As I moderated that panel, it was eye-opening the extent to which these bright and intellectually curious staff were hearing for the first time the truly dire state of Medicaid’s finances and health outcomes for the poor and some of the myths vs. facts of the proposed reforms.
It’s clear there is significant need - and demand for - more of this type of engagement from FREOPP on Capitol Hill.
Overall, the legislation is a decidedly mixed bag of pros and cons, and reasonable people can disagree on which bucket matters more. Absent action, the individual tax cuts and other reforms from the 2017 Tax Cuts and Jobs Act would have expired, resulting in a massive tax increase on a significant majority of American households of all income levels. Critically, that tax hike was prevented. And contrary to some claims, as Michael Tanner and Mike Toth have written, the 2017 rate cuts and other changes did in fact benefit Americans of all income levels.
Moreover, the OBBBA contained a policy known as 100% bonus appreciation - the subject of John Hartley’s NBER paper - a tremendously pro-growth provision made permanent that will result in more domestic business investment, leading to more jobs and higher wages for American workers.

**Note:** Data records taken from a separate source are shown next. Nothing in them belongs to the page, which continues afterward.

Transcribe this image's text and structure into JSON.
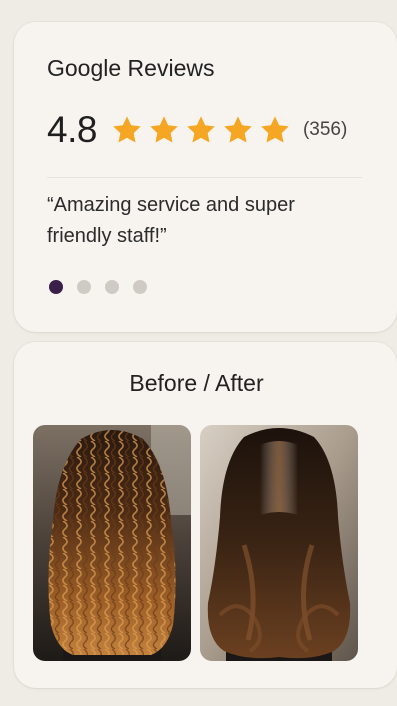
{
  "reviews": {
    "title": "Google Reviews",
    "rating": "4.8",
    "stars_filled": 5,
    "count": "(356)",
    "quote": "“Amazing service and super friendly staff!”",
    "pagination": {
      "total": 4,
      "active": 1
    },
    "star_color": "#f5a623"
  },
  "before_after": {
    "title": "Before / After",
    "images": [
      {
        "name": "before-hair-photo"
      },
      {
        "name": "after-hair-photo"
      }
    ]
  },
  "colors": {
    "background": "#efebe5",
    "card": "#f7f4ef",
    "active_dot": "#3a1f4a",
    "inactive_dot": "#cfcac4"
  }
}
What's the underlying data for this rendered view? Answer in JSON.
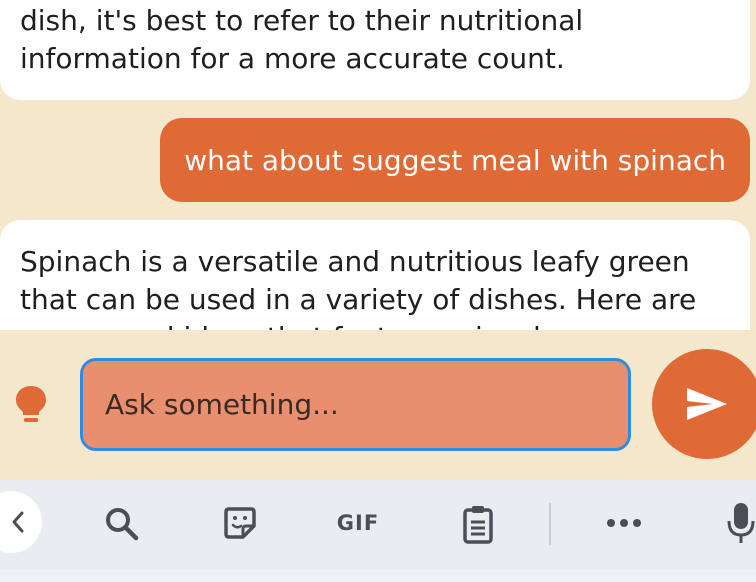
{
  "chat": {
    "messages": [
      {
        "role": "assistant",
        "text": "dish, it's best to refer to their nutritional information for a more accurate count."
      },
      {
        "role": "user",
        "text": "what about suggest meal with spinach"
      },
      {
        "role": "assistant",
        "text": "Spinach is a versatile and nutritious leafy green that can be used in a variety of dishes. Here are some meal ideas that feature spinach:"
      }
    ]
  },
  "composer": {
    "placeholder": "Ask something...",
    "hint_icon": "lightbulb-icon",
    "send_icon": "send-icon"
  },
  "keyboard": {
    "gif_label": "GIF",
    "icons": [
      "back-arrow-icon",
      "search-icon",
      "sticker-icon",
      "gif-icon",
      "clipboard-icon",
      "more-icon",
      "microphone-icon"
    ]
  },
  "colors": {
    "background": "#f5e7cb",
    "accent": "#df6a35",
    "input_fill": "#e98f6f",
    "focus_border": "#2f8de0",
    "keyboard_bar": "#e9edf2"
  }
}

Outside of taxes, most notably, OBBBA contains work requirements and other safeguards intended to ensure that Medicaid is reserved for truly vulnerable American citizens. Opponents have raised reasonable questions about these provisions, but as a matter of principle, our safety net should be preserved for the truly vulnerable, and public policy should reflect that able-bodied, working-age adults should be afforded the dignity of earned success. More generally, entitlement programs (like Medicaid, along with Medicare and Social Security) are the primary drivers of the national debt, but have long been an untouchable third rail. It is noteworthy that this legislation opened the door for further entitlement reform, which is critical not just to address the debt but ultimately to ensure that our safety net is sustainable in the long run.

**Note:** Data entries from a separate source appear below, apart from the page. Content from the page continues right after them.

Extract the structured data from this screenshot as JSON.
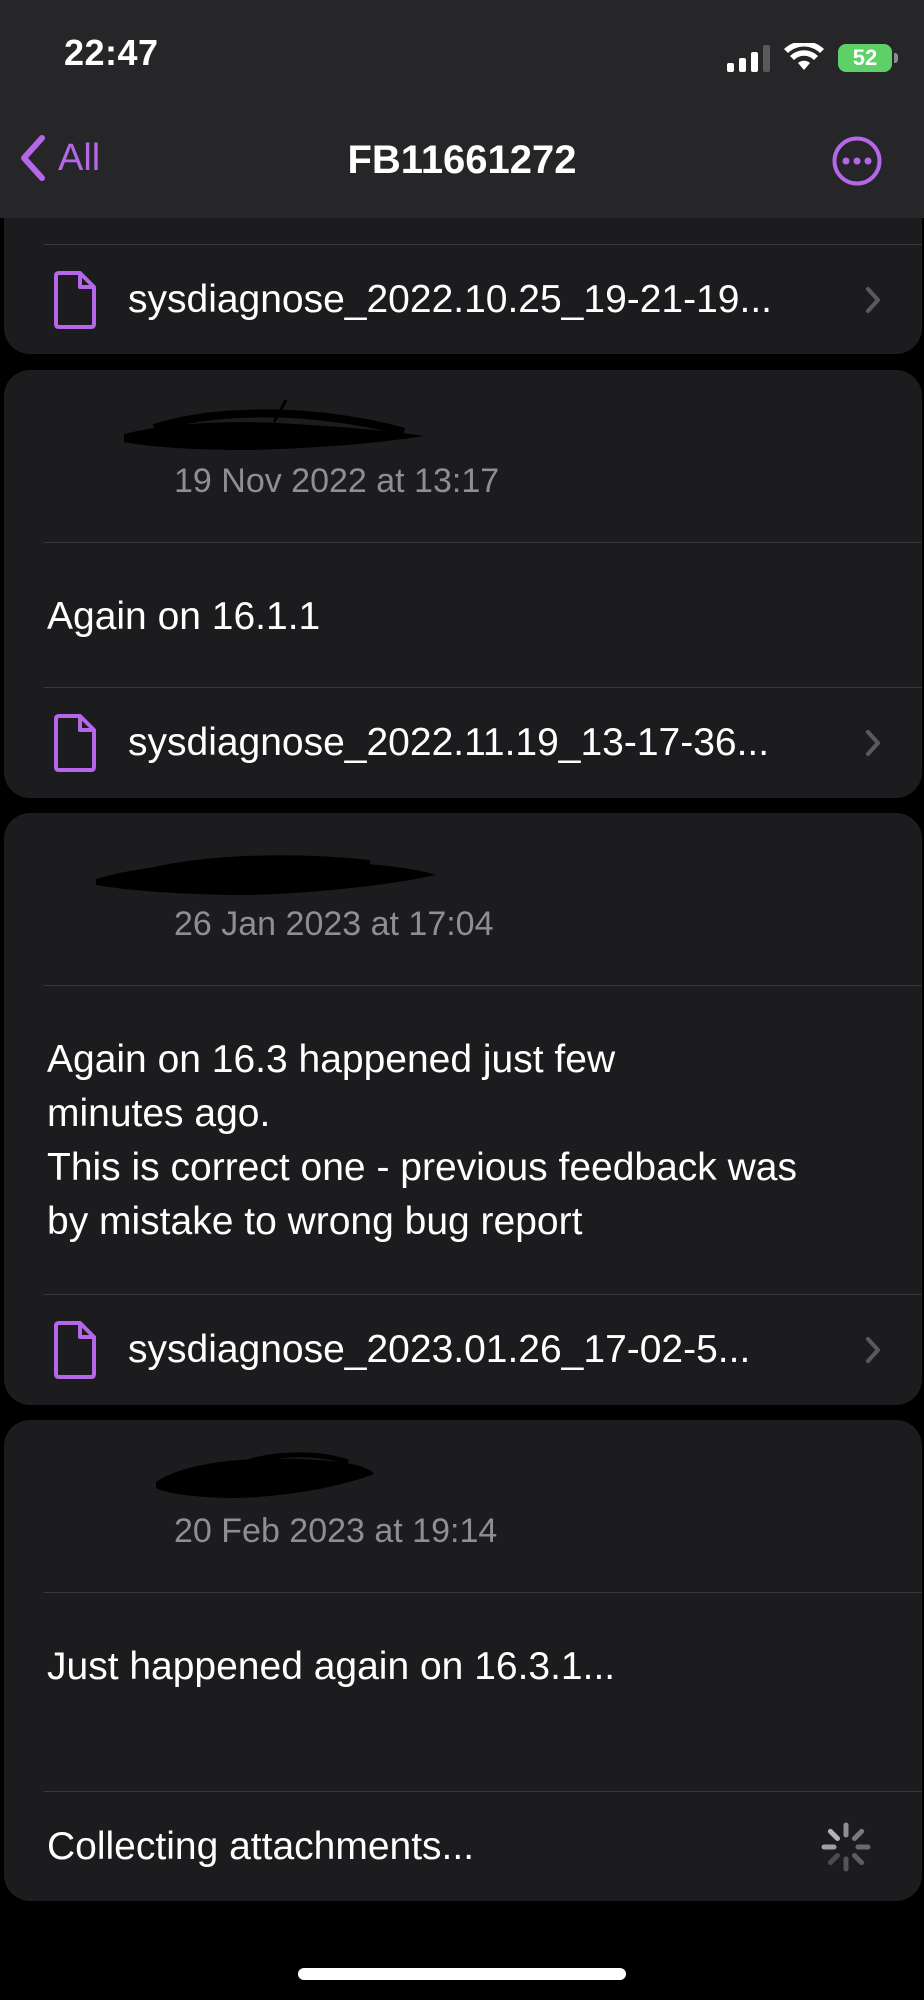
{
  "status_bar": {
    "time": "22:47",
    "battery": "52"
  },
  "nav": {
    "back_label": "All",
    "title": "FB11661272"
  },
  "attachments": {
    "first": "sysdiagnose_2022.10.25_19-21-19...",
    "second": "sysdiagnose_2022.11.19_13-17-36...",
    "third": "sysdiagnose_2023.01.26_17-02-5..."
  },
  "comments": [
    {
      "date": "19 Nov 2022 at 13:17",
      "text": "Again on 16.1.1"
    },
    {
      "date": "26 Jan 2023 at 17:04",
      "lines": [
        "Again on 16.3 happened just few",
        "minutes ago.",
        "This is correct one - previous feedback was",
        "by mistake to wrong bug report"
      ]
    },
    {
      "date": "20 Feb 2023 at 19:14",
      "text": "Just happened again on 16.3.1..."
    }
  ],
  "collecting": {
    "label": "Collecting attachments..."
  },
  "colors": {
    "accent": "#b467e8",
    "background": "#000000",
    "card": "#1c1c1e",
    "secondary_text": "#8e8e93"
  },
  "icons": {
    "back": "chevron-left-icon",
    "more": "ellipsis-circle-icon",
    "file": "document-icon",
    "row": "chevron-right-icon",
    "loading": "spinner-icon"
  }
}
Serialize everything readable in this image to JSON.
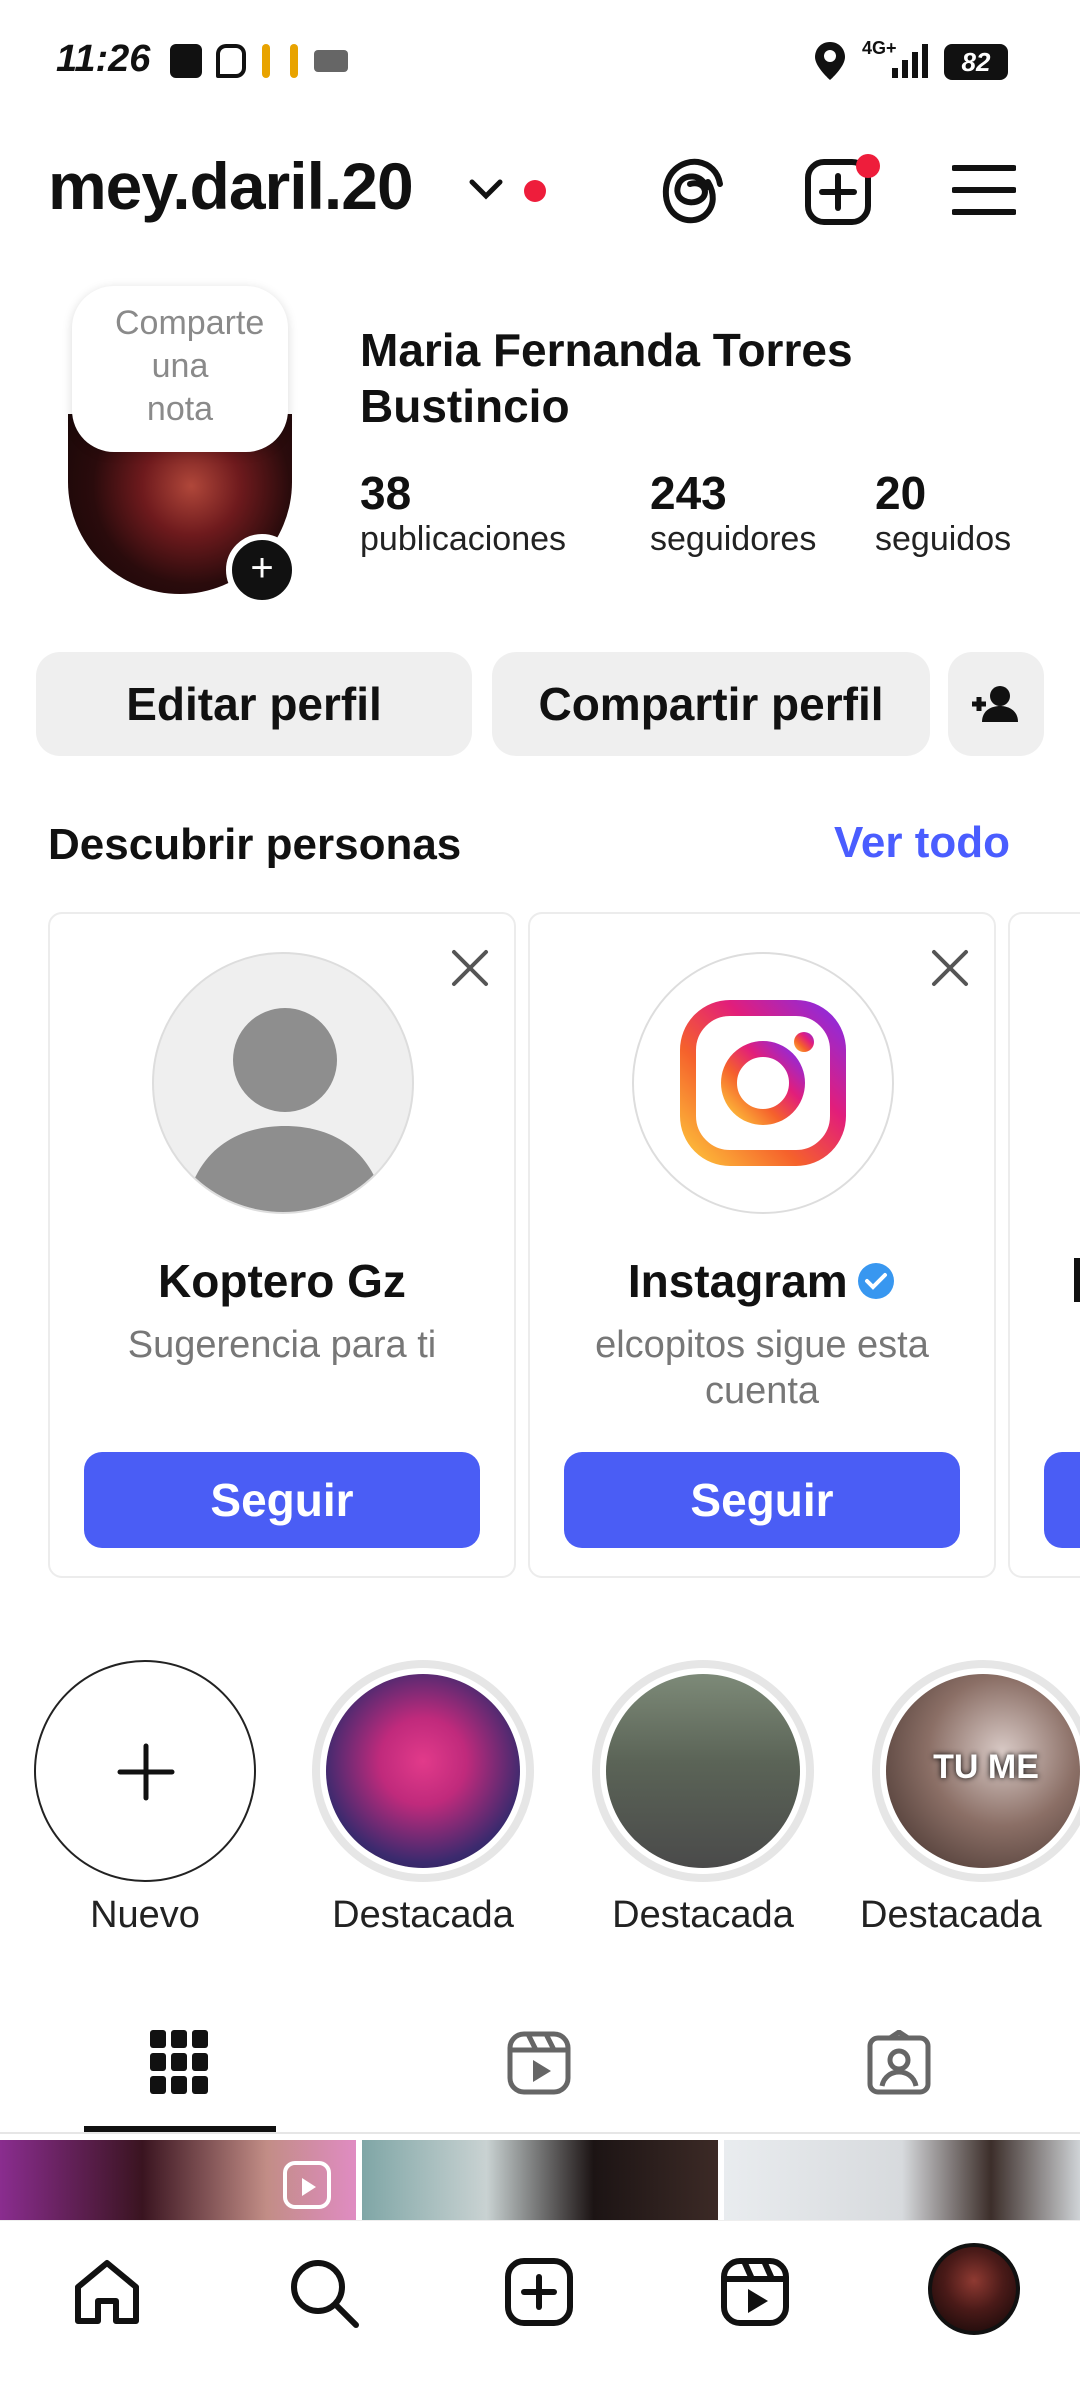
{
  "status_bar": {
    "time": "11:26",
    "network": "4G+",
    "battery": "82"
  },
  "header": {
    "username": "mey.daril.20",
    "icons": [
      "chevron-down-icon",
      "threads-icon",
      "new-post-icon",
      "menu-icon"
    ]
  },
  "profile": {
    "note": "Comparte una nota",
    "full_name": "Maria Fernanda Torres Bustincio",
    "stats": [
      {
        "value": "38",
        "label": "publicaciones"
      },
      {
        "value": "243",
        "label": "seguidores"
      },
      {
        "value": "20",
        "label": "seguidos"
      }
    ]
  },
  "actions": {
    "edit": "Editar perfil",
    "share": "Compartir perfil"
  },
  "discover": {
    "title": "Descubrir personas",
    "see_all": "Ver todo",
    "cards": [
      {
        "name": "Koptero Gz",
        "subtitle": "Sugerencia para ti",
        "button": "Seguir"
      },
      {
        "name": "Instagram",
        "subtitle": "elcopitos sigue esta cuenta",
        "button": "Seguir"
      }
    ]
  },
  "highlights": [
    {
      "label": "Nuevo"
    },
    {
      "label": "Destacada"
    },
    {
      "label": "Destacada"
    },
    {
      "label": "Destacada",
      "overlay": "TU ME"
    }
  ],
  "tabs": [
    "grid-icon",
    "reels-icon",
    "tagged-icon"
  ],
  "nav": [
    "home-icon",
    "search-icon",
    "create-icon",
    "reels-icon",
    "profile-avatar"
  ],
  "colors": {
    "accent": "#4a5df5",
    "notification": "#ee1d3b"
  }
}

Moreover, as Grant Dever and Mike Toth wrote, the energy policy reforms will improve grid reliability by scaling down wind and solar subsidies, while reducing barriers for energy exploration. Low-income Americans spend a greater share of their income on energy costs, and affordable, abundant, reliable energy is critical to economic prosperity and wellbeing - so these changes help to advance FREOPP’s mission.
Finally, the legislation enacted important education reforms such as a school choice expansion and improved higher education tuition accountability.
However, the bill’s negatives should not be ignored. It contains several gimmicks and distortions of the tax code that choose winners and losers and do nothing to generate economic growth that will uplift the poor. The enormous deficit impact is also cause for concern - debt and deficits are a drag on growth, will lead to future tax increases, and ultimately put programs at risk that needy Americans rely on - making additional entitlement reforms even more important.
Ultimately, given the makeup of Congress, it stands to reason that this exact bill was the only one that could have passed, and we should not lose sight of that. But we must also not lose sight of the fact that this legislation creates greater need and opportunity for precisely the work that FREOPP exists to do - such as state and federal welfare reforms, health care and entitlement reform, and education innovation.
We’ll continue to rise to that challenge with timely and original research and analysis and direct engagement with policymakers - as always, with a commitment to advancing free-market-oriented public policy that uplifts the poor.